The mechanism of MIR4435-2HG affecting the behavior of tumor cells in other Systems. MIR4435-2HG can promote the progression of tumors in other systems, and affect the proliferation, invasion, migration, apoptosis, and EMT of tumor cells. Affecting EMT and cell cycle is an important mechanism for MIR4435-2HG to promote tumorigenesis.

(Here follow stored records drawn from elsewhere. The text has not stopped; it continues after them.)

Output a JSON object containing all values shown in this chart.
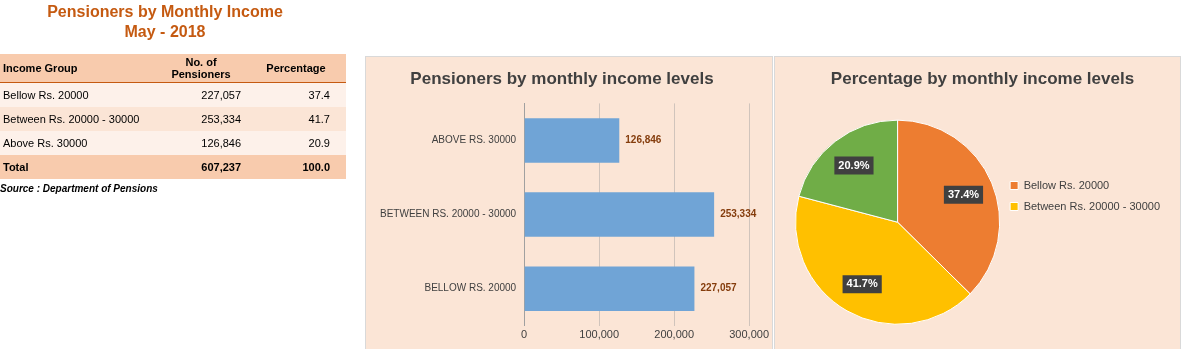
{
  "chart_data": [
    {
      "type": "other",
      "title": "Pensioners by Monthly Income",
      "subtitle": "May - 2018",
      "annotations": [
        "Income Group",
        "No. of Pensioners",
        "Percentage",
        "Bellow Rs. 20000",
        "227,057",
        "37.4",
        "Between Rs. 20000 - 30000",
        "253,334",
        "41.7",
        "Above Rs. 30000",
        "126,846",
        "20.9",
        "Total",
        "607,237",
        "100.0",
        "Source : Department of Pensions"
      ]
    },
    {
      "type": "bar",
      "orientation": "horizontal",
      "title": "Pensioners by monthly income levels",
      "categories": [
        "ABOVE RS. 30000",
        "BETWEEN RS. 20000 - 30000",
        "BELLOW RS. 20000"
      ],
      "values": [
        126846,
        253334,
        227057
      ],
      "value_labels": [
        "126,846",
        "253,334",
        "227,057"
      ],
      "color": "#70a4d6",
      "xlim": [
        0,
        300000
      ],
      "xticks": [
        0,
        {
          "value": 100000,
          "label": "100,000"
        },
        {
          "value": 200000,
          "label": "200,000"
        },
        {
          "value": 300000,
          "label": "300,000"
        }
      ],
      "grid": "x"
    },
    {
      "type": "pie",
      "title": "Percentage by monthly income levels",
      "categories": [
        "Bellow Rs. 20000",
        "Between Rs. 20000 - 30000",
        null
      ],
      "values": [
        37.4,
        41.7,
        20.9
      ],
      "value_labels": [
        "37.4%",
        "41.7%",
        "20.9%"
      ],
      "colors": [
        "#ed7d31",
        "#ffc000",
        "#70ad47"
      ],
      "legend": "right"
    }
  ]
}
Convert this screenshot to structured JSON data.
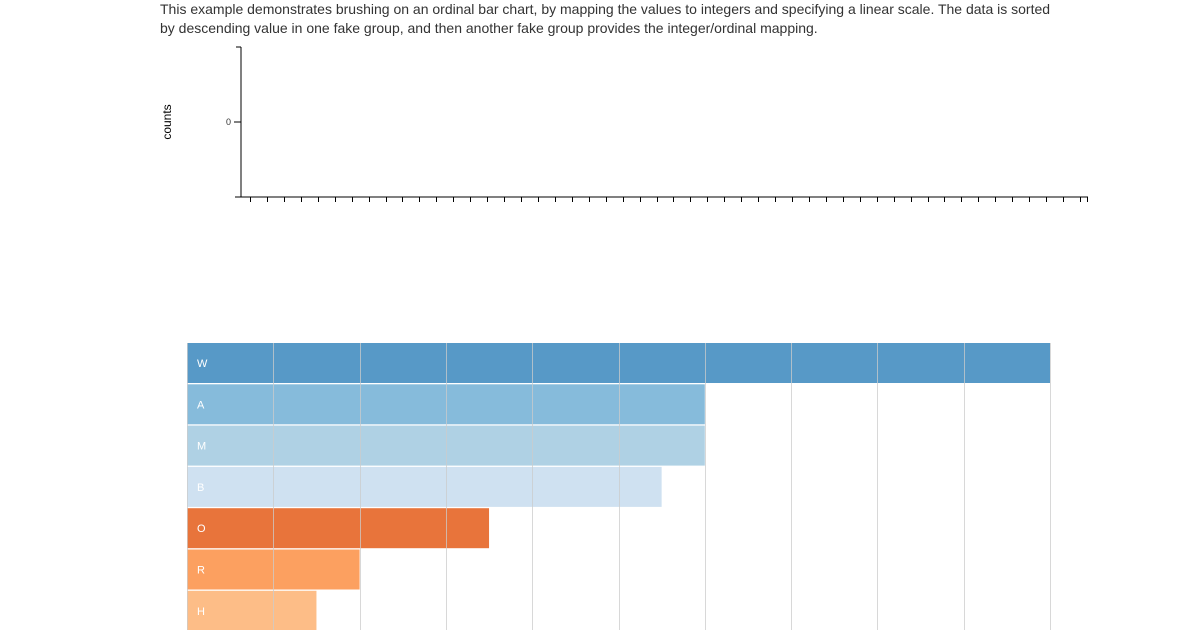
{
  "description": "This example demonstrates brushing on an ordinal bar chart, by mapping the values to integers and specifying a linear scale. The data is sorted by descending value in one fake group, and then another fake group provides the integer/ordinal mapping.",
  "chart_data": [
    {
      "type": "bar",
      "title": "",
      "xlabel": "",
      "ylabel": "counts",
      "y_tick_labels": [
        "0"
      ],
      "tick_count_x": 50,
      "categories": [],
      "values": [],
      "grid": false
    },
    {
      "type": "bar",
      "orientation": "horizontal",
      "title": "",
      "xlabel": "",
      "ylabel": "",
      "categories": [
        "W",
        "A",
        "M",
        "B",
        "O",
        "R",
        "H"
      ],
      "values": [
        10,
        6,
        6,
        5.5,
        3.5,
        2,
        1.5
      ],
      "xlim": [
        0,
        10
      ],
      "x_gridlines": [
        0,
        1,
        2,
        3,
        4,
        5,
        6,
        7,
        8,
        9,
        10
      ],
      "grid": true,
      "colors": [
        "#5799c7",
        "#86bbdb",
        "#afd1e4",
        "#cfe1f1",
        "#e8743b",
        "#fca060",
        "#fdbd87"
      ]
    }
  ]
}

Head and neck squamous cell carcinoma (HNSC); T-cell acute lymphoblastic leukemia (T-ALL); nasopharyngeal carcinoma (NPC).

Figure 5

The signaling pathways involved in MIR4435-2HG. In human tumors, MIR4435 participates in at least 6 signaling pathways, including the TGF-β signaling pathway, Wnt/β-catenin signaling pathway, MDM2/p53 signaling pathway, PI3K/AKT signaling pathway, Hippo signaling pathway, and MAPK/ERK signaling pathway.

Figure 6

The ceRNA network of MIR4435-2HG. MIR4435-2HG can interact with 19 miRNAs in at least 14 cancers and osteoarthritis, and regulate the expression of its downstream target genes. HCC, Hepatocellular carcinoma; CRC, Colorectal cancer; OSCC, Oral squamous cell carcinoma; GC, Gastric cancer; NSCLC, Non-small cell lung cancer; GBM, Glioblastoma; BCa, Bladder cancer; ccRCC, clear cell renal cell carcinoma; OC, Ovarian cancer; CC, Cervical cancer; HNSC, Head and neck squamous cell carcinoma.

Figure 7

The role of MIR4435-2HG in cancer drugs. In lung cancer, MIR4435-2HG may be involved in the inhibitory effect of resveratrol on the growth of lung cancer cells. In non-small cell lung cancer (NSCLC) and colon cancer, MIR4435-2HG may be a driving factor for cisplatin resistance. In triple-negative breast cancer (TNBC), MIR4435-2HG may be involved in the development of carboplatin resistance.